Generic drugs are identical in dose, strength, safety, efficacy, administration and intended use to their branded counterparts. They are produced after a product’s patent has expired, after 20 years. They are much cheaper to produce and these savings are passed on to the buyer: generics are much cheaper than their branded counterparts.
An investigation by UK newspaper The Times, the findings of which were released in a June 2016 report, found that a small number of UK companies have made huge profits after increasing the prices of generic drugs. The report found that more than 50 generic drugs had increased in price, with over 30 increasing by more than 1,000%, with the cash-strapped NHS forced to accept these prices.
The companies were able to do this mainly due to two reasons: regulatory loopholes and a lack of competition.

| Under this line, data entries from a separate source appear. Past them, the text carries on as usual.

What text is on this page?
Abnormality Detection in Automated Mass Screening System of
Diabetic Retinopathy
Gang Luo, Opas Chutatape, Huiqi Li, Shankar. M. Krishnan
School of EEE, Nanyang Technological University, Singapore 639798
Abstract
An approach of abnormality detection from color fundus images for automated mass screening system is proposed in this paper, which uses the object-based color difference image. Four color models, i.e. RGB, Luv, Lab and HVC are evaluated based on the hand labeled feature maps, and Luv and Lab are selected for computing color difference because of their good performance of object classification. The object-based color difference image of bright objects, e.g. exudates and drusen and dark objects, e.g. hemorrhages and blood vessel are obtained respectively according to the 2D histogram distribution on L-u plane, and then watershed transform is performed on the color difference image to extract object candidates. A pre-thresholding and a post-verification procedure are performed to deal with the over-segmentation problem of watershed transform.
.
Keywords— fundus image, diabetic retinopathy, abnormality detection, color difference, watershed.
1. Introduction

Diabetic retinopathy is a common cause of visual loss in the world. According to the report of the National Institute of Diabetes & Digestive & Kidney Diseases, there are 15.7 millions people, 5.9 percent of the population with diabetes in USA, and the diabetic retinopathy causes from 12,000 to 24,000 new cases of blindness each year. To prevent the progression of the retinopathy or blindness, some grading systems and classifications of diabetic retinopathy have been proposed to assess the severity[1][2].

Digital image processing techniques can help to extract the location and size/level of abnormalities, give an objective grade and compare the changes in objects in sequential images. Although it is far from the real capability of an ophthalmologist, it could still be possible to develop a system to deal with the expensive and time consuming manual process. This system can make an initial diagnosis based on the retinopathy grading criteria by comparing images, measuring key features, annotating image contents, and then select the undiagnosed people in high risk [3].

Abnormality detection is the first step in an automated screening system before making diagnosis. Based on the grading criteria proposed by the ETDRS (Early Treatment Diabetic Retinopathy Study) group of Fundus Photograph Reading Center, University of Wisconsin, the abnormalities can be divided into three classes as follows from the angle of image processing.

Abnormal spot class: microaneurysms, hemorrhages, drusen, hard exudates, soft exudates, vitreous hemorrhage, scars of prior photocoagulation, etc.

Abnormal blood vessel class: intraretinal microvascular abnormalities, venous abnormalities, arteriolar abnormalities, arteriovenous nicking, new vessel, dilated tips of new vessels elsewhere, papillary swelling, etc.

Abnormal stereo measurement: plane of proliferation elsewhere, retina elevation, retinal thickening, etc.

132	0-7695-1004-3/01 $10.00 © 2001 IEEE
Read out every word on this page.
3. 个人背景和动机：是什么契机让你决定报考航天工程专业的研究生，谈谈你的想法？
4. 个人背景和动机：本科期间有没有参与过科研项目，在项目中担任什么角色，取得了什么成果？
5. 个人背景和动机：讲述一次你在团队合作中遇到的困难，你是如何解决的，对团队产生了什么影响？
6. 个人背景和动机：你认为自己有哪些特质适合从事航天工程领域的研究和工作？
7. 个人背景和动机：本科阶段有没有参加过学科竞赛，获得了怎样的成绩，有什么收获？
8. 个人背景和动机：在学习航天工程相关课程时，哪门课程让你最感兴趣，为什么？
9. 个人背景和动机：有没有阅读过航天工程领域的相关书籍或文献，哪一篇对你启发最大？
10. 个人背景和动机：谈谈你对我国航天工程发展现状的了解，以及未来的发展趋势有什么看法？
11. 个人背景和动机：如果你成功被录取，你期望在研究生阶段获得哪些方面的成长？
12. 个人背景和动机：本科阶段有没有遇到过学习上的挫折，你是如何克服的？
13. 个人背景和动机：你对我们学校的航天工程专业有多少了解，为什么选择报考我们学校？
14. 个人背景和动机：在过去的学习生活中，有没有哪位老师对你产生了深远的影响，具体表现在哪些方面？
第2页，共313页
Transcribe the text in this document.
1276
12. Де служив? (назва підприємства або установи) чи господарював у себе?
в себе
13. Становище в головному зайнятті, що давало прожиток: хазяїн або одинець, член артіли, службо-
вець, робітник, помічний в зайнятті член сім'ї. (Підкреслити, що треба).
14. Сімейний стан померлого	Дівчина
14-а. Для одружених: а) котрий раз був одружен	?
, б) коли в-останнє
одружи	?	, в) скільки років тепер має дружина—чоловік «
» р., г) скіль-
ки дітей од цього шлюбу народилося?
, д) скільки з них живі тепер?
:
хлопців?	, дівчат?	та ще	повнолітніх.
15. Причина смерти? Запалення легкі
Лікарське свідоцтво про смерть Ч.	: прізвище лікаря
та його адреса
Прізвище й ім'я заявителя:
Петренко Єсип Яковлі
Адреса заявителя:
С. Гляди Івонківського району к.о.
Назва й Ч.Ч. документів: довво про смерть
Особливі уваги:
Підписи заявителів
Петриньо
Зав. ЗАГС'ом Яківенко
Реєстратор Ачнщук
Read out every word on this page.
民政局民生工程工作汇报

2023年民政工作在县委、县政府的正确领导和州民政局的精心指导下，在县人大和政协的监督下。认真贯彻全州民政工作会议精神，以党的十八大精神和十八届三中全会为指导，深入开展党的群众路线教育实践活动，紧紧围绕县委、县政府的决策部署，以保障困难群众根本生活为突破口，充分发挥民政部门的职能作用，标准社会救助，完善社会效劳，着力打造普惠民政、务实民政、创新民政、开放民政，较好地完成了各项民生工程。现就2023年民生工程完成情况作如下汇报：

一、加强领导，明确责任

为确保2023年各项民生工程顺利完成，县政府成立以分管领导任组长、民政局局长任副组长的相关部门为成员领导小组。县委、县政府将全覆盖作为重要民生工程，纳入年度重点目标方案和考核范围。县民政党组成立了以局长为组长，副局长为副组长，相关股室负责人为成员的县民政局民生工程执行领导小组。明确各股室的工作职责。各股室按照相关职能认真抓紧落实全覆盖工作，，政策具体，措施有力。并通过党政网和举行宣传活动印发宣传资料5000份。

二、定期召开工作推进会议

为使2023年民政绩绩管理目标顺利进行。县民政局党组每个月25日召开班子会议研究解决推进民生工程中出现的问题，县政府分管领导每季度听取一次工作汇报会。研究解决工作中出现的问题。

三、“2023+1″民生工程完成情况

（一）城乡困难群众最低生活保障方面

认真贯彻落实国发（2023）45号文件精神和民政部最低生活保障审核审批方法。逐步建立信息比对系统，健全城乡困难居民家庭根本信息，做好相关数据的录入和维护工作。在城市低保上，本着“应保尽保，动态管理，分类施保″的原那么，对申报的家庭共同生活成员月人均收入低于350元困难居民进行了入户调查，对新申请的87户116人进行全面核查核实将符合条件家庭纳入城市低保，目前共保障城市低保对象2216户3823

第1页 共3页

The regulation that usually controls the price of drugs, the Pharmaceutical Price Regulation Scheme, applies only to branded drugs still protected by patents. The Price Regulation Scheme does not apply to generics. In these cases, what usually stops prices from being driven up is competition. The UK’s market is usually “highly competitive”, says Dr Richard Torbett, executive director commercial at the Association of the British Pharmaceutical Industry (APBI). However, the drugs that have experienced price hikes in recent years have been chosen because they have little to no competition, giving the companies a monopoly and giving them the freedom to set prices themselves.
The companies involved have been widely criticized by the APBI, the government, and the NHS. The government is looking into closing the existing loophole so that companies can no longer exploit the NHS, but it is not clear how long it will take.